Yeah and I, we, we just slow approach. We do have some development work on with the, with some of the models that exist but, but right now we just to have more confidence in our results, especially as a Net defender, you need that high fidelity and, and at least if you provide some, that kind of non deterministic model within any of your data set, you need to obviously exclaim the bias that it injects and everything that it injects. So that's why we essentially sided with MCP ing it because then you can kind of have it outside of your space and not necessarily mess with, with that kind of deterministic approach. We like because we really just to be like to be intuitive, to be, to be easily trusted and understandable because we're already pushing the boundary, we are essentially predicting the future cyber criminal activity. So we need to do that in a very structured way. Otherwise it seems like magic. Right. And so as we integrate new things we just need to make sure that the explainability and understanding of it continues forward with it.

A

And for those of the audience who listen for security may not know, MCP is really, it's a connector, an open connector structure that allows you to use a traditional software in conjunction with a generative AI program. Which is actually kind of cool because the really great stuff for generative AI is reporting and formatting things. It seems like an overwork of it to use it in the ways that I do, but it really is good for organizing and formatting stuff that doing the things we hate to do about reporting, not necessarily getting the data.
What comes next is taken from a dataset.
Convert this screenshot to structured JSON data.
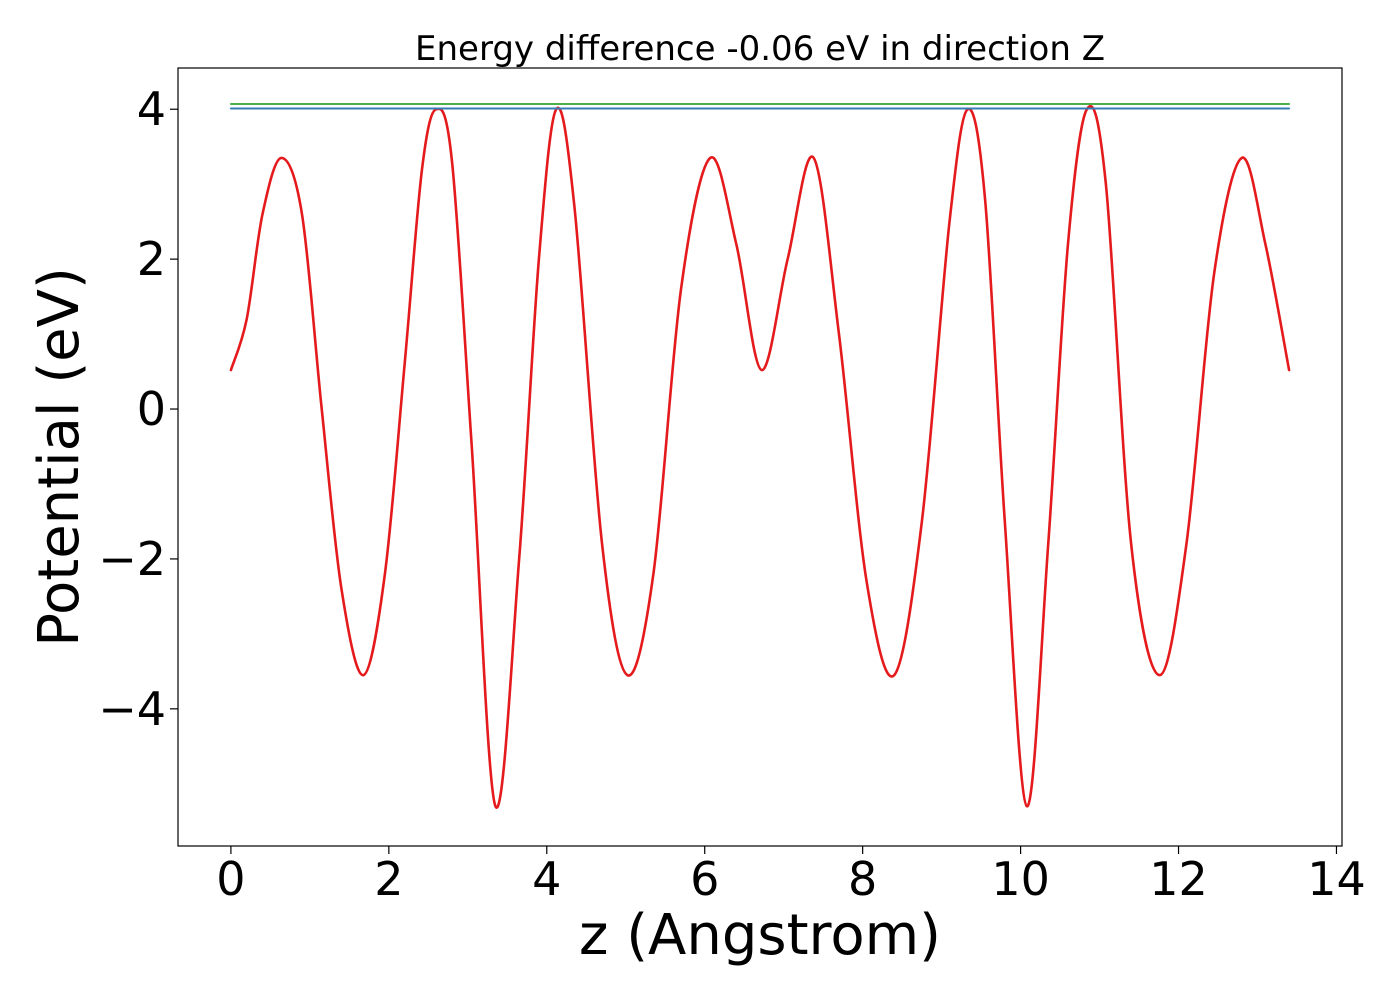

This has got to make you more popular at cocktail parties at least in terms of storytelling. What's the best thing that you hope you're going to, you're going to find in the next year that you'll be able to take out for a good story?

B

It's just, it's really getting folks to rethink the. Just at least push themselves from where they are currently in the CTI maturity model to these final stages to constantly look forward to at least create X percentage of their team or workload to that forward looking discovery aspect of things and to get again catch that that match Tosser. Tosser. Because otherwise honestly if I was constantly looking, doing one IR response to the next, which I've been part of, it kind of. You get burnt out, you kind of get depressed. It's you like constantly being, you're just getting constantly kicked in the side and you're just like there's all the tech in the world that you integrate. There's all tons of complexity there. But it just seems like everything that's openly sold and given away or shown there's a criminal there also deconstructing it and bypassing it. Right. And so if not, if it's not just a patch that messed up and messed up the system in the first place, you're. You have your tech stack, you have everything that you care about and, and then you kind of get hit constantly. And so it's just nice to be able to look forward and think of ways to hit back and to maybe stop the pain one day.

A

So thank you. Michael Sweeney has been my guest. Thank you very much for dropping in and giving us a little bit of a ray of sunshine, at least a little bit of a victory piece in there. And for people who are listening to this, if this is a horrendous problem in terms of romance scams, things like that, people are ashamed to talk to you about it. They may be in your family, they may be your friends. Reach out, be non judgmental. And I keep recommending to Everybody, go to operationshamrock.org Operation Shamrock, operationshamrock.org you think I talk for a living? And they'll help you open conversations with groups around you and do that thing and keep track of what people like Michael Sweeney are doing. Sometimes the good guys win. Thanks, Michael. Appreciate it.

B

Hey, thanks so much.

A

And that's our show, a long one. Hope you enjoyed it. Whether you listen to it in one part or two, we'll be back with the news on Monday. And we have our weekend shows as well. But if you're in the Minden, Ontario, area in Canada's Halliburton county, come and meet me on Saturday from 10 to 4 at Bookapalooza, our annual literary festival and show. I'll be there not as a podcaster, but in my other role as sci fi novelist with my book Alyssa and the preview of my new book, the Compassion Virus. I'm your host, Jim Love. Have a great weekend.